MANY social security fraudsters do not conform to stereotypical views on their motives, a research project has found.

Although their reasons for fiddling the system were partly financial, there was also a real sense that the welfare state had betrayed them, said researcher Hartley Dean, a reader in social policy at Luton University.

He said 35 people interviewed, all but one of whom had not been detected, were not well-informed about their rights to social security and could have reaped much greater rewards had they really wanted to defraud the system.

Rather, their motivation stemmed from a belief that they were not getting what they were entitled to. This had led some to develop their own code of morality, as well as a failure to associate themselves with an underclass that relied on welfare.
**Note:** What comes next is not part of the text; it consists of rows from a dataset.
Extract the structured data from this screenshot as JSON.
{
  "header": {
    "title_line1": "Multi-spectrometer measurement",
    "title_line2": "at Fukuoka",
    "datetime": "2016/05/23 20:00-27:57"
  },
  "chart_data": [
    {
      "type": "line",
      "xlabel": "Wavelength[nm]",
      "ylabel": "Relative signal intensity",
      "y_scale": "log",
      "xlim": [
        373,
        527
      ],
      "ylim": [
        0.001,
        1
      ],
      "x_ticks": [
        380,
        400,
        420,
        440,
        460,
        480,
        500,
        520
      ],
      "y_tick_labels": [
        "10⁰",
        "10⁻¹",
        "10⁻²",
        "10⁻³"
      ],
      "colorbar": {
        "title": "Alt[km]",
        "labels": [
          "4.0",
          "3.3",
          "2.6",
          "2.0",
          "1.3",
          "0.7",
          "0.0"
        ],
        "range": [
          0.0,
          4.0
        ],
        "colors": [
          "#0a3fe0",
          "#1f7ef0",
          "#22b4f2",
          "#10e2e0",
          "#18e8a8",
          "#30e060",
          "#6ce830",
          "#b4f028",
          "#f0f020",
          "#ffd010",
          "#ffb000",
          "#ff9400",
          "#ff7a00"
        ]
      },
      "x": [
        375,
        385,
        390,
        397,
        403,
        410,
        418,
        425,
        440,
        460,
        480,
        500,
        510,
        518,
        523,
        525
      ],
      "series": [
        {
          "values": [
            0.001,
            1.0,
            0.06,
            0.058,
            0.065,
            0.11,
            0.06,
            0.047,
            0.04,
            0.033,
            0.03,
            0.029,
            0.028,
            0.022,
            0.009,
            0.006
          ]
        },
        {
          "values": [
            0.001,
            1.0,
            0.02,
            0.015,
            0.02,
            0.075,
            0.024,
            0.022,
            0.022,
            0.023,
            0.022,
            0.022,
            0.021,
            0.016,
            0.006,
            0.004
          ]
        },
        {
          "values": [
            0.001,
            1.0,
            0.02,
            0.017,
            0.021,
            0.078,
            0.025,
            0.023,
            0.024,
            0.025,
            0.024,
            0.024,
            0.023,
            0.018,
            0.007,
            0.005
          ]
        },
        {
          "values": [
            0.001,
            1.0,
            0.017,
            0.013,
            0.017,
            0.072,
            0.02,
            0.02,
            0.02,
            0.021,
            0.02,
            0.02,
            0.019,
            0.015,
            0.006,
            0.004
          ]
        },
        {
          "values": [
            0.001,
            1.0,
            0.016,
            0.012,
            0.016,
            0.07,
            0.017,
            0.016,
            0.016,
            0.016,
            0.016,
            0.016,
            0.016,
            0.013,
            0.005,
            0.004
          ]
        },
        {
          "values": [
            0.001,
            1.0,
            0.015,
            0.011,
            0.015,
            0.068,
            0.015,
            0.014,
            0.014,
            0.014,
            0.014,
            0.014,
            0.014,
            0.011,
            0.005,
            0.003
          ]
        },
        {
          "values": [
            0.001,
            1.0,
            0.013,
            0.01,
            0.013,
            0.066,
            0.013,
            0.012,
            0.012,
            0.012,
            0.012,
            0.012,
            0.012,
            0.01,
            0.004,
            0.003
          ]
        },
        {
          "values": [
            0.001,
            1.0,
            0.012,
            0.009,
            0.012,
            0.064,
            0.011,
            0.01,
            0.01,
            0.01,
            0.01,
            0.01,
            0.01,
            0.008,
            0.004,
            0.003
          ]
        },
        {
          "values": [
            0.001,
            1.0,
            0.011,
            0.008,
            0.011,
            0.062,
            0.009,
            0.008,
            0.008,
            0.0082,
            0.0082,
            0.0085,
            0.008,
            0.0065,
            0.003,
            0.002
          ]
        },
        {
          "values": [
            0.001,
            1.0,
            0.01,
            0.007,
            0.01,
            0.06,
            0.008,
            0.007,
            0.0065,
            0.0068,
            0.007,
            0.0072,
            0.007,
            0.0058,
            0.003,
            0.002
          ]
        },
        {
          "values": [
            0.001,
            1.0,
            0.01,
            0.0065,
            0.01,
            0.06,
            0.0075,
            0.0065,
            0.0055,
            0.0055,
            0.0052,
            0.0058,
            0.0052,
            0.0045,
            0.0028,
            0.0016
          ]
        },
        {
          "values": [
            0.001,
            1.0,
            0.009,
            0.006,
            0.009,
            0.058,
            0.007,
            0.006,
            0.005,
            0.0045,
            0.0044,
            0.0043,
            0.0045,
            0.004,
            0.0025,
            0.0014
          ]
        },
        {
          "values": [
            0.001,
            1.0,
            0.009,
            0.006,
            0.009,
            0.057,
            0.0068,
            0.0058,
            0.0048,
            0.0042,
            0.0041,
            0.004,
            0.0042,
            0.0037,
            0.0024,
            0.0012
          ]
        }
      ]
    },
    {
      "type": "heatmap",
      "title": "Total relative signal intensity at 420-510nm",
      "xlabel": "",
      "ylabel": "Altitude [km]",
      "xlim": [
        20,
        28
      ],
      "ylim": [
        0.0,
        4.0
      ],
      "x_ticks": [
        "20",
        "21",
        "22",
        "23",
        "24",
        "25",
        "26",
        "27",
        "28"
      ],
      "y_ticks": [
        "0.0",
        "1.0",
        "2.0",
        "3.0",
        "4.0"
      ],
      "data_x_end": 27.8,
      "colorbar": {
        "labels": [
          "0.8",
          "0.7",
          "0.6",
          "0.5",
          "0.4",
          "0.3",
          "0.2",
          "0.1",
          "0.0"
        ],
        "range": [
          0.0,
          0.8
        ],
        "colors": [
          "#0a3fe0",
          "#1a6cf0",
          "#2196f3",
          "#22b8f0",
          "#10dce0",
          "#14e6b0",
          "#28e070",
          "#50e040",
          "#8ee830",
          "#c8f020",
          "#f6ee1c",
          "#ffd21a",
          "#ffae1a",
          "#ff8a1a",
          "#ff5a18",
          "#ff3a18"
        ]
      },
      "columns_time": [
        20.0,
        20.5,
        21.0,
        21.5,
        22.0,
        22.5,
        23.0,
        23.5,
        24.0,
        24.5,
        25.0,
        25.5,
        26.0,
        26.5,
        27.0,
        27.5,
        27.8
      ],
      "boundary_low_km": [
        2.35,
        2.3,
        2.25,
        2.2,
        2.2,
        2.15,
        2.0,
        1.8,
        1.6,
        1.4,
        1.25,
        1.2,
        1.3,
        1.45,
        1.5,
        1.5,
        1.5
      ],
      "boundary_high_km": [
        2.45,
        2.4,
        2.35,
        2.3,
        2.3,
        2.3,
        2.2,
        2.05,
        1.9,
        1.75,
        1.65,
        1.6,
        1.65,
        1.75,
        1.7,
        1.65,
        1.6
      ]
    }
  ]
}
"The underclass is always someone else. They say 'I want a proper job - give me a chance'," he explained.

But often what this group did not want was very low-status, poorly paid work that undermined their sense of dignity. This was the problem inherent in the hope of getting welfare recipients back into the workforce.

The Economic and Social Research Council-funded study, Economic Rationality and Welfare Citizenship, is part of the Economic Beliefs and Behaviour programme.

It found that failing to declare earnings from part-time work was the most common example of welfare fraud. Others included exaggerating medical conditions to obtain incapacity payments, claiming housing benefits dishonestly and failing to disclose cohabitation.

Dr Hartley Dean said the prospect of losing Pounds 1 in benefit for every pound earned above Pounds 15 was partly why many did not declare income from jobs. A more significant reason was the unreliable nature of the work available. "This means the hassle involved in getting what you're entitled to week by week becomes a nightmare. If you come off benefit it can take you weeks to re-establish your claim ... many people would like to be legit, but the risks in doing so are too great," he said.

In nearly half the cases, employers were found to be colluding with welfare recipients, who were part of the peripheral labour market. Dr Hartley Dean said many employers effectively regarded the social security system as a form of subsidy.